Gillis tells Costello that while he was talking to the engineers, she reached out to the Combat Wounded Veteran Challenge attorney to draw up the agreement.
The next step, she says, is for Costello to improve his designs based on his experience at FSU.
“Billy, you’ve got some assignments,” she tells him. “Get to the point where you can bring back some 3D images. What we learned today is stay away from reverse engineering and start from scratch.”
Gillis says when that happens, if institute director Zhiyong “Richard” Liang approves, Costello’s vision will become a senior project. That will allow graduate students, using their skills and FSU’s capabilities, to help finalize the design, figure out what materials to use, build and test the prosthetic knee system “and get it to testing and possibly market” in about a year.

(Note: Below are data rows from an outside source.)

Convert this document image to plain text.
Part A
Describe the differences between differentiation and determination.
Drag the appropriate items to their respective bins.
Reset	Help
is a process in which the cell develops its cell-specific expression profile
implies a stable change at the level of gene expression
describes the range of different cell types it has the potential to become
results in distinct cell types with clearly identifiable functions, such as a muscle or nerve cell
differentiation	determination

Costello, whose recovery effort is so widely respected that officials at the Special Forces Underwater Operations School in Key West say they “begged” him to return as an instructor, is ready to dig in.
“I know where I need to go from here,” he says.
On the flight home, Gillis says SPC will help Costello achieve his knee design, a key step in the process. And she says she expects the consortium will approve plans to make the knee design and prototyping a student project.
As the jet is about to land at Tampa International Airport, she shares an email she just received on her phone.
The nondisclosure agreement has been drawn up and is ready for Costello to sign.
“This has been very helpful,” Costello says, “We’ve gotten one step closer to the final objective so I am happy with that.”